Analizy

Fot.sxc.hu
Fot.sxc.hu

Tylko pozorny spokój GPW

źródło: Mariusz Puchałka, analityk giełdowy ING Securities

  • Opublikowano: 25 lipca 2014, 09:41

  • 0
  • Powiększ tekst

Niewielkie zmiany wartości indeksów przy bardzo niskim wolumenie obrotów to główne cechy charakterystyczne czwartkowych notowań. Lepszą dyspozycję zaprezentowały wczoraj duże spółki. Wciąż natomiast nie potrafi rozruszać się segment małych i średnich spółek. Wygląda na to, iż patowa sytuacja nie ulegnie większej zmianie również podczas ostatniej sesji tego tygodnia.

WIG20 broni poziom 2.400 pkt., ale rozstrzygnięcie jest blisko

Wartość obrotów na największych spółkach warszawskiego parkietu w dniu wczorajszym wyniosła 398 mln zł. Przy tak nikłym zaangażowaniu kapitału trudno było tym samym liczyć na jakieś spektakularne wyczyny indeksu WIG20 w kierunku ustanawiania nowych maksimów trwającej korekty wzrostowej. Popyt wykonał podczas czwartkowej sesji jedynie zadanie minimum, polegające na podniesieniu indeksu i utrzymaniu poziomu 2.400 pkt. Wśród dużych spółek na wyróżnienie zasługuje kurs OrangePL, który przebudził się po okresie konsolidacji pod poziomem 10,0 zł (dzisiaj rano spółka opublikowała raport finansowy za II kw. 2014 r., który okazał się mniej więcej zgodny z oczekiwaniami). Dobrą sesję zanotowało również PZU, a inwestorzy wciąż w zanadrzu mają perspektywę przyznania prawa do dywidendy w kwocie 34 zł (DD – 17 września br.).

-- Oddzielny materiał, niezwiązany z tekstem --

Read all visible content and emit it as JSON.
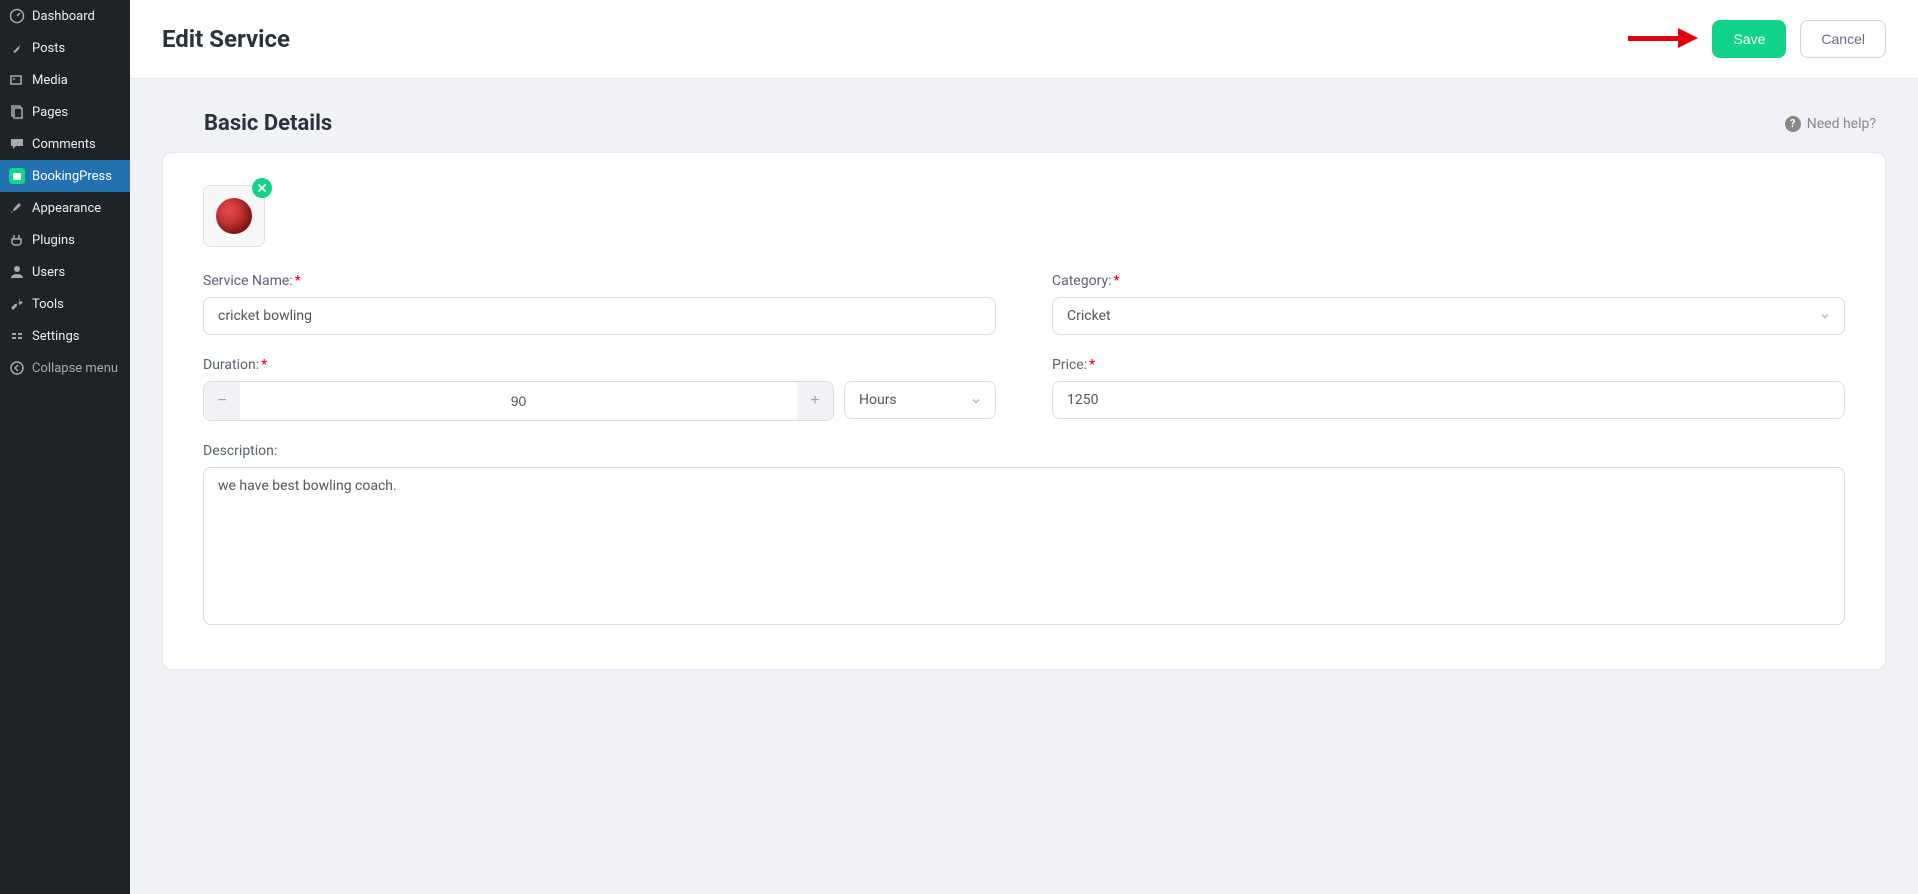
{
  "sidebar": {
    "items": [
      {
        "label": "Dashboard",
        "icon": "dashboard-icon"
      },
      {
        "label": "Posts",
        "icon": "pin-icon"
      },
      {
        "label": "Media",
        "icon": "media-icon"
      },
      {
        "label": "Pages",
        "icon": "pages-icon"
      },
      {
        "label": "Comments",
        "icon": "comments-icon"
      },
      {
        "label": "BookingPress",
        "icon": "bookingpress-icon",
        "active": true
      },
      {
        "label": "Appearance",
        "icon": "brush-icon"
      },
      {
        "label": "Plugins",
        "icon": "plug-icon"
      },
      {
        "label": "Users",
        "icon": "users-icon"
      },
      {
        "label": "Tools",
        "icon": "tools-icon"
      },
      {
        "label": "Settings",
        "icon": "settings-icon"
      }
    ],
    "collapse_label": "Collapse menu"
  },
  "topbar": {
    "title": "Edit Service",
    "save_label": "Save",
    "cancel_label": "Cancel"
  },
  "section": {
    "title": "Basic Details",
    "help_label": "Need help?"
  },
  "form": {
    "service_name": {
      "label": "Service Name:",
      "value": "cricket bowling"
    },
    "category": {
      "label": "Category:",
      "value": "Cricket"
    },
    "duration": {
      "label": "Duration:",
      "value": "90",
      "unit": "Hours"
    },
    "price": {
      "label": "Price:",
      "value": "1250"
    },
    "description": {
      "label": "Description:",
      "value": "we have best bowling coach."
    }
  }
}
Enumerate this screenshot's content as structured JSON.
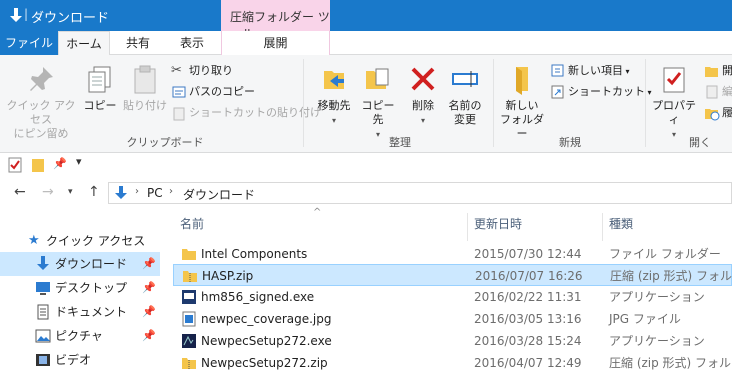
{
  "window": {
    "title": "ダウンロード",
    "context_header": "圧縮フォルダー ツール"
  },
  "tabs": {
    "file": "ファイル",
    "home": "ホーム",
    "share": "共有",
    "view": "表示",
    "manage": "展開"
  },
  "ribbon": {
    "clipboard": {
      "pin_quick_access": "クイック アクセス\nにピン留め",
      "copy": "コピー",
      "paste": "貼り付け",
      "cut": "切り取り",
      "copy_path": "パスのコピー",
      "paste_shortcut": "ショートカットの貼り付け",
      "group_label": "クリップボード"
    },
    "organize": {
      "move_to": "移動先",
      "copy_to": "コピー先",
      "delete": "削除",
      "rename": "名前の\n変更",
      "group_label": "整理"
    },
    "new": {
      "new_folder": "新しい\nフォルダー",
      "new_item": "新しい項目",
      "shortcut": "ショートカット",
      "group_label": "新規"
    },
    "open": {
      "properties": "プロパティ",
      "open_item_1": "開",
      "open_item_2": "編",
      "open_item_3": "履",
      "group_label": "開く"
    }
  },
  "address": {
    "crumb_pc": "PC",
    "crumb_downloads": "ダウンロード"
  },
  "navpane": {
    "quick_access": "クイック アクセス",
    "items": [
      {
        "label": "ダウンロード",
        "icon": "download-icon"
      },
      {
        "label": "デスクトップ",
        "icon": "desktop-icon"
      },
      {
        "label": "ドキュメント",
        "icon": "documents-icon"
      },
      {
        "label": "ピクチャ",
        "icon": "pictures-icon"
      },
      {
        "label": "ビデオ",
        "icon": "videos-icon"
      }
    ]
  },
  "columns": {
    "name": "名前",
    "date": "更新日時",
    "type": "種類"
  },
  "files": [
    {
      "name": "Intel Components",
      "date": "2015/07/30 12:44",
      "type": "ファイル フォルダー",
      "icon": "folder-icon"
    },
    {
      "name": "HASP.zip",
      "date": "2016/07/07 16:26",
      "type": "圧縮 (zip 形式) フォル...",
      "icon": "zip-folder-icon"
    },
    {
      "name": "hm856_signed.exe",
      "date": "2016/02/22 11:31",
      "type": "アプリケーション",
      "icon": "exe-icon"
    },
    {
      "name": "newpec_coverage.jpg",
      "date": "2016/03/05 13:16",
      "type": "JPG ファイル",
      "icon": "image-file-icon"
    },
    {
      "name": "NewpecSetup272.exe",
      "date": "2016/03/28 15:24",
      "type": "アプリケーション",
      "icon": "installer-icon"
    },
    {
      "name": "NewpecSetup272.zip",
      "date": "2016/04/07 12:49",
      "type": "圧縮 (zip 形式) フォル...",
      "icon": "zip-folder-icon"
    }
  ]
}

Ożywienie od trzech dni obserwujemy również na kursie PGE, który odrabia straty po przecenie wywołanej sprzedażą pakietu akcji przez Skarb Państwa na początku lipca br. Również akcje pozostałych spółek z branży energetycznej zaprezentowały się wczoraj z dobrej strony, ze szczególnym uwzględnieniem Energi, która ustanowiła nowe maksimum cenowe na poziomie 21,4 zł. Po drugiej stronie rynku znalazły się natomiast notowania PKN Orlen, które kontynuowały środowy spadek. Z punktu widzenia analizy technicznej wkrótce powinniśmy zobaczyć rozstrzygnięcie sytuacji. Na wykresie indeksu WIG20 trwające 2 tygodnie odreagowanie w górę przybiera kształt formacji wzrostowego klina. Równocześnie aprecjacji towarzyszy spadek wolumenu obrotów. Od góry, jako niezdobyta jawi się strefa istotnego oporu w przedziale 2.420-2.430 pkt. Jedynie krzywa MACD sugeruje lepszą pozycję strony popytowej, jednak zwraca uwagę fakt, iż MACD nie jest w stanie podnieść się powyżej poziomu średnioterminowej równowagi. Pierwszym sygnałem kłopotów byków byłby spadek indeksu WIG20 poniżej obronionego wczoraj poziomu 2.400 pkt.

Gospodarki strefy euro na wzrostowej ścieżce

Spore wahania nastrojów obserwowaliśmy wczoraj na niemieckim rynku akcji. Po początkowej przecenie, szybko indeks ruszył do góry, a katalizatorem poprawy klimatu inwestycyjnego były publikacje najświeższych PMI. Z podsumowań wynika, iż indeks PMI dla całej strefy euro w lipcu wyniósł 54,0 pkt. wobec 52,8 pkt. w czerwcu i prognozy również na poziomie 52,8 pkt. Oznacza to równocześnie, iż aktywność w gospodarkach strefy euro rośnie w najszybszym tempie od trzech lat. Warto również wspomnieć, iż wczoraj rano równie dobre dane napłynęły z gospodarki chińskiej, dla której analogiczny indeks PMI wyniósł w lipcu 52,0 pkt. wobec 50,7 pkt. miesiąc wcześniej (jest to najwyższy odczyt od 18 miesięcy). Publikacja ta bezpośrednio wpłynęła wzrost kursu miedzi na rynku surowcowym do 7.098,25 USD za tonę.

Zapowiedź obniżki stóp procentowych w Polsce

Z krajowego otoczenia na uwagę zasługuje natomiast wypowiedź jednego z przedstawicieli Rady Polityki Pieniężnej. Według Bogusława Grabowskiego publikowane ostatnio dane makro wskazujące na spowolnienie krajowej gospodarki zmuszają RPP do konkretnych działań. Jest to tym samym zapowiedź obniżki stóp procentowych na pierwszym posiedzeniu po wakacjach.